The exponential distribution is a continuous probability distribution that models the time between events in a Poisson process: a process where events occur independently at a constant average rate lambda. If you know that on average 3 customers arrive per hour at a coffee shop, the waiting time until the next customer follows an exponential distribution with lambda = 3. The distribution is fully specified by a single parameter, the rate lambda (events per unit time), and it is defined for all non-negative real values x.
The exponential distribution appears throughout applied probability, reliability engineering, queueing theory, and survival analysis.
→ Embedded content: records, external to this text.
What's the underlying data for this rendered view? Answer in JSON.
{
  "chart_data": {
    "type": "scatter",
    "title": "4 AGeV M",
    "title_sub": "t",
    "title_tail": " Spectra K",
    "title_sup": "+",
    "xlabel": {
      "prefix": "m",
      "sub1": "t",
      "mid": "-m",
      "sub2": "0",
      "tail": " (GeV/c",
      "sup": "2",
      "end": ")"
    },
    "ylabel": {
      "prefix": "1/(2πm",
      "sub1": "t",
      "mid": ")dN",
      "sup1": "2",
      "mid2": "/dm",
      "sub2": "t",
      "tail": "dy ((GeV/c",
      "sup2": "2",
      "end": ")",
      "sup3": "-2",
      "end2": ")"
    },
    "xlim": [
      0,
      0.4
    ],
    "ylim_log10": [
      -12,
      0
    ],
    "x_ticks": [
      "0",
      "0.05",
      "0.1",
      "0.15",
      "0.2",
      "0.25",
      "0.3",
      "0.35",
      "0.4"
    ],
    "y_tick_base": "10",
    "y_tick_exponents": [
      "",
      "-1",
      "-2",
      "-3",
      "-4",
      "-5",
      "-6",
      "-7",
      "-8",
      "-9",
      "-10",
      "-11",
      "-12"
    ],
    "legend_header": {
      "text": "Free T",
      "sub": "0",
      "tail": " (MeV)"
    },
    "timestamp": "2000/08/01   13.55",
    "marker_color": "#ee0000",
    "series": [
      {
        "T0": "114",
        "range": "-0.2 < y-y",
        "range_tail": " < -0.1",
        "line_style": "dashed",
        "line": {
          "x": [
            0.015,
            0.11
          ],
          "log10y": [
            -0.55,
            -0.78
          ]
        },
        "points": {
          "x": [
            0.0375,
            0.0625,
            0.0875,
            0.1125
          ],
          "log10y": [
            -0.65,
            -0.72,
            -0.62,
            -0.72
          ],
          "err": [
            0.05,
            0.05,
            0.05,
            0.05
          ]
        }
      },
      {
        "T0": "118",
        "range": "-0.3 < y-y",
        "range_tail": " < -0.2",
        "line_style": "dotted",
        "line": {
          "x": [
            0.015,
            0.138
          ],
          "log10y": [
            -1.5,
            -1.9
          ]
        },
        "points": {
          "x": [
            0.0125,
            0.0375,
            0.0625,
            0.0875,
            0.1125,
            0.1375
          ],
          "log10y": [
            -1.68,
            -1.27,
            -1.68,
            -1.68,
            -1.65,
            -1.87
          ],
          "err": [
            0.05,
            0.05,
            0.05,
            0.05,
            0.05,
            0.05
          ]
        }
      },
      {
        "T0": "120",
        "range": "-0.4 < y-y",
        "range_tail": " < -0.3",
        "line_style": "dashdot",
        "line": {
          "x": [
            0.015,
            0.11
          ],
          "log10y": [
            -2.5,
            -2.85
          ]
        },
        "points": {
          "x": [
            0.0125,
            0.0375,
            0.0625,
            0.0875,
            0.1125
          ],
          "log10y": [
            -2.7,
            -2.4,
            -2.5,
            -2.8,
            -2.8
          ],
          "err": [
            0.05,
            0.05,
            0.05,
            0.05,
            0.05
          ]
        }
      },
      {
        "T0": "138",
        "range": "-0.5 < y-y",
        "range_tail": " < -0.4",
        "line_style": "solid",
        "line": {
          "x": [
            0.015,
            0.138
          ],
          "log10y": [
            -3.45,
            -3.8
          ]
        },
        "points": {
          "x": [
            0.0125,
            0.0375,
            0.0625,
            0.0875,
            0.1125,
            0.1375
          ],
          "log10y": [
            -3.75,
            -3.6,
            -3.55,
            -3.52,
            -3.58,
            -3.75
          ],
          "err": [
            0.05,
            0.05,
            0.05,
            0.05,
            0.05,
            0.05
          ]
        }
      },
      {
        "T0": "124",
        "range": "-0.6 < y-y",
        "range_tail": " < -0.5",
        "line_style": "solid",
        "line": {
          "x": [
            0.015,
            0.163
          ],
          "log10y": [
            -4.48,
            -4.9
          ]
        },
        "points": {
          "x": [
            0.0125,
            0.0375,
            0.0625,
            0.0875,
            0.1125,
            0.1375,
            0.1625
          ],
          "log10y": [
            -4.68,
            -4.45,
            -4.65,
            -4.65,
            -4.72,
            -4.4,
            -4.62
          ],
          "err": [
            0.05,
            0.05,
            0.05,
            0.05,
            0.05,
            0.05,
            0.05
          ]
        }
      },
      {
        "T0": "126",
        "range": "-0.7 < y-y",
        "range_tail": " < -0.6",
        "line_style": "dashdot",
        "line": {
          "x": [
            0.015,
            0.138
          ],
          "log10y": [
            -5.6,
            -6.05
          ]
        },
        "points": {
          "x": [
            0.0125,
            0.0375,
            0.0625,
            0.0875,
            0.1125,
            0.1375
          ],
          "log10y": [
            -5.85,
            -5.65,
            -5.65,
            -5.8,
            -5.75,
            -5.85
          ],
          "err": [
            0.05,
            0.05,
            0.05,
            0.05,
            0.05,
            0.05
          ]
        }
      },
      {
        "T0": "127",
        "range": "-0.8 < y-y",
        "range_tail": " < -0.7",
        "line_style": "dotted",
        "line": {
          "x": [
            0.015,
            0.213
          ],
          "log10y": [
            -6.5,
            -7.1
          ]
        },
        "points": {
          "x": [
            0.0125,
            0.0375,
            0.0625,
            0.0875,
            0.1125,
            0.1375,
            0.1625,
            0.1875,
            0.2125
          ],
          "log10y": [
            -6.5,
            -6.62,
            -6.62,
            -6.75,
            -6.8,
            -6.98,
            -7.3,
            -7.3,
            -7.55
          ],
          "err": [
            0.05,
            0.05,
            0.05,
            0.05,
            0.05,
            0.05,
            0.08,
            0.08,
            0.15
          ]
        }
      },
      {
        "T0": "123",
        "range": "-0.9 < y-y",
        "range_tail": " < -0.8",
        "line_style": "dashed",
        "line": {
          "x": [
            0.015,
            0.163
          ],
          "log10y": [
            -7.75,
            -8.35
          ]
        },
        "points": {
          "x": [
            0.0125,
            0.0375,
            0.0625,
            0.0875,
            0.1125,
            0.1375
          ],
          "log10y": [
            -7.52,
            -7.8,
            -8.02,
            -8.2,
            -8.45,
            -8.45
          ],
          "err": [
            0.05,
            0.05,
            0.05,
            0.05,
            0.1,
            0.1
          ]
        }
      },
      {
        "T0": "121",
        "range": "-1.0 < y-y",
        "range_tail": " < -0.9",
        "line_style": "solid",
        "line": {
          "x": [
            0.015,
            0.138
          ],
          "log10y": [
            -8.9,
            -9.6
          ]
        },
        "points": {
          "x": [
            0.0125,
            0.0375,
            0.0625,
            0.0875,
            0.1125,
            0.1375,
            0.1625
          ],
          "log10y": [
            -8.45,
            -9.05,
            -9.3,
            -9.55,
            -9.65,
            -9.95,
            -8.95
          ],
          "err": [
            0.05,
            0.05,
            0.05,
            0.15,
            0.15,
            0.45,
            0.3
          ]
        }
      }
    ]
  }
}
Specific real-world examples include: the time between radioactive decays (where lambda is the decay constant), the service time of a call-center agent (when service rates are approximately constant), the lifetime of electronic components that fail at a constant hazard rate (exponential failure model), the time between arrivals at an emergency room, and the distance between potholes on a road if potholes occur at a constant average density.
One of the most important properties of the exponential distribution is that it is the only continuous memoryless distribution. Memorylessness means that the probability of waiting at least t more time units is independent of how long you have already been waiting. This makes the exponential distribution a natural model whenever the process has no "aging" or "wear" component: a machine does not become more likely to fail just because it has been running longer. When aging or wear is present, the Weibull distribution is a more appropriate model.
The relationship between the exponential distribution and the Poisson distribution is fundamental. If the number of events in a time interval follows a Poisson distribution with mean lambda times t, then the waiting time until the first event follows an exponential distribution with rate lambda. This duality lets you switch between counting events (Poisson) and timing events (exponential) depending on which question you are asking about the same underlying process.